Nikil D. Dutt Nikil D. Dutt (F) received a Ph.D. in Computer Science from the University of Illinois at Urbana-Champaign in 1989, and is currently a Distinguished Professor of Computer Science, Cognitive Sciences, and EECS at the University of California, Irvine. He is also a Distinguished Visiting Professor in the CSE department at IIT Bombay, India. Dutts research interests are in embedded systems, electronic design automation (EDA), computer systems architecture and software, healthcare IoT, and brain-inspired architectures and computing. He received over a dozen best paper awards and nominations at premier EDA and embedded systems conferences and is coauthor of 7 books on topics covering hardware synthesis, memory and computer architecture specification and validation, and on-chip networks. Dutt has served as Editor-in-Chief of ACM TODAES and as Associate Editor for ACM TECS and IEEE TVLSI. He has extensive service on the steering, organizing, and program committees of several premier EDA and Embedded System Design conferences and workshops, and also serves or has served on the advisory boards of ACM SIGBED, ACM SIGDA, ACM TECS, IEEE Embedded Systems Letters (ESL), and the ACM Publications Board.

He is a Fellow of the ACM, Fellow of the IEEE, and recipient of the IFIP Silver Core Award.

Siebren Schaafsma Dr. Siebren Schaafsma is an R&D manager in the IoT unit of Imec The Netherlands (Imec-nl).
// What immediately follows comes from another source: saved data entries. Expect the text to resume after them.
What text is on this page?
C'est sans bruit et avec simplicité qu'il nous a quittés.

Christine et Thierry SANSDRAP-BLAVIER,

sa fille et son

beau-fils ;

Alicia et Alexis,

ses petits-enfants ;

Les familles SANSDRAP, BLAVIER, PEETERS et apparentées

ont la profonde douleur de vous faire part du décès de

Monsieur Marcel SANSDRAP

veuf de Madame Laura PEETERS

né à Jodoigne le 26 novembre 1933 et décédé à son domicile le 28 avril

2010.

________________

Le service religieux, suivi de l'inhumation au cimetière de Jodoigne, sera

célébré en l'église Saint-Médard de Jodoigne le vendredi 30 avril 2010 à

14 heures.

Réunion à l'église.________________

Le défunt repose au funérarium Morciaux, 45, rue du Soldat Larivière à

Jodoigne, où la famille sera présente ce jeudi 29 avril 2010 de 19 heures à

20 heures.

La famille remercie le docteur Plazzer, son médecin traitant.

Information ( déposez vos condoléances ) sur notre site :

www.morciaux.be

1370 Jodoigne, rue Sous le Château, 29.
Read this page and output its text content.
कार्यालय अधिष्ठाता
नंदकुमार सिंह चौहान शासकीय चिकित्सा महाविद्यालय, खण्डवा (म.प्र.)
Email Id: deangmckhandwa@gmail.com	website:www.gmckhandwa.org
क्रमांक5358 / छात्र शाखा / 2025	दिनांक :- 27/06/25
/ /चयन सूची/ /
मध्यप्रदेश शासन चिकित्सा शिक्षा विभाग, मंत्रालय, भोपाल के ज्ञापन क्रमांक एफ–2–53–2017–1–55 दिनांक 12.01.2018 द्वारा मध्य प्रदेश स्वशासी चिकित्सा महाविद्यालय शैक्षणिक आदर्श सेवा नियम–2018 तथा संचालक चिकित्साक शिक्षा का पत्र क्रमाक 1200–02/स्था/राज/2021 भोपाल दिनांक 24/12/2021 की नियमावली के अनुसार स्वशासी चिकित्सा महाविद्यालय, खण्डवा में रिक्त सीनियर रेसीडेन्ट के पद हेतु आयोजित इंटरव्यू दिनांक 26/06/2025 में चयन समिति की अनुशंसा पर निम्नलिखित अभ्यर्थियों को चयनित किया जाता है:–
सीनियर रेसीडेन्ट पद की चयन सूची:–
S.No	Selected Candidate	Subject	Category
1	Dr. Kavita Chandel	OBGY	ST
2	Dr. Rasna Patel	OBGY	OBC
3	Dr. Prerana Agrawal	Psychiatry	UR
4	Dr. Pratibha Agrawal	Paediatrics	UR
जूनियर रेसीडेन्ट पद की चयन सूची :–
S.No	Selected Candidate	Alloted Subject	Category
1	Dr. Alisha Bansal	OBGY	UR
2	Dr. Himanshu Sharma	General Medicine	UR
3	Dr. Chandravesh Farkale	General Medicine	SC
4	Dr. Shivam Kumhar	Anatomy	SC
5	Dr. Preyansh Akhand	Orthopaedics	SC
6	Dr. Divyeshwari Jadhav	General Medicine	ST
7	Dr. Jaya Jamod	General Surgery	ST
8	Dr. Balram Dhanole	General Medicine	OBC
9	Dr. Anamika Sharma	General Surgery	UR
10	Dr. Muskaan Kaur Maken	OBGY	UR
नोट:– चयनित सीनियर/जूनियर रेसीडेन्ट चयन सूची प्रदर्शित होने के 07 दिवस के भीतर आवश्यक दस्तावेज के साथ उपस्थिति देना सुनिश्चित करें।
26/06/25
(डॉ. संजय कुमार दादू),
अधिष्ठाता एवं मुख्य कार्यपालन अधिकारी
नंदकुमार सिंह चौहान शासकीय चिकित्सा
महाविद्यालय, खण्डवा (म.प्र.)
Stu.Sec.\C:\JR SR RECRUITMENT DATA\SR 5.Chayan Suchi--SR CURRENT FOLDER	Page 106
This unit is part of the Holst Center in Eindhoven. He is responsible for two teams of Analog and Digital IC designers building new state of the art Radio ICs and sub GHz Radar (BT-LE, Wifi 11.ah, subGHz, etc). He is also responsible for a team of embedded hardware and software engineers working in the domain of IoT and Artificial Intelligence. He received two masters (Nuclear physics in 1988 and computer science in 1989) at the Rijks Universiteit Groningen (RUG). His dissertation in the latter one addresses a neural networks implementation on a transputer cluster. He received his Ph.D. (Dr.) from the University of Nijmegen (KUN) in the Biophysics Department. His dissertation addresses the coding of optic flow in the visual cortex. He holds two patents on his research inventions from his period in research at Ericsson Telecommunications.

Francky Catthoor Dr. Francky Catthoor received a Ph.D. in EE from the Katholieke Univ. Leuven, Belgium in 1987. Between 1987 and 2000, he has headed several research domains in the area of synthesis techniques and architectural methodologies. Since 2000 he is strongly involved in other activities at IMEC including deep submicron technology aspects, IoT and biomedical platforms, and smart photovoltaic modules, all at IMEC Leuven, Belgium. Currently he is an IMEC fellow. He is also part-time full professor at the EE department of the KULeuven.

He has been associate editor for several IEEE and ACM journals. He was elected IEEE fellow in 2005.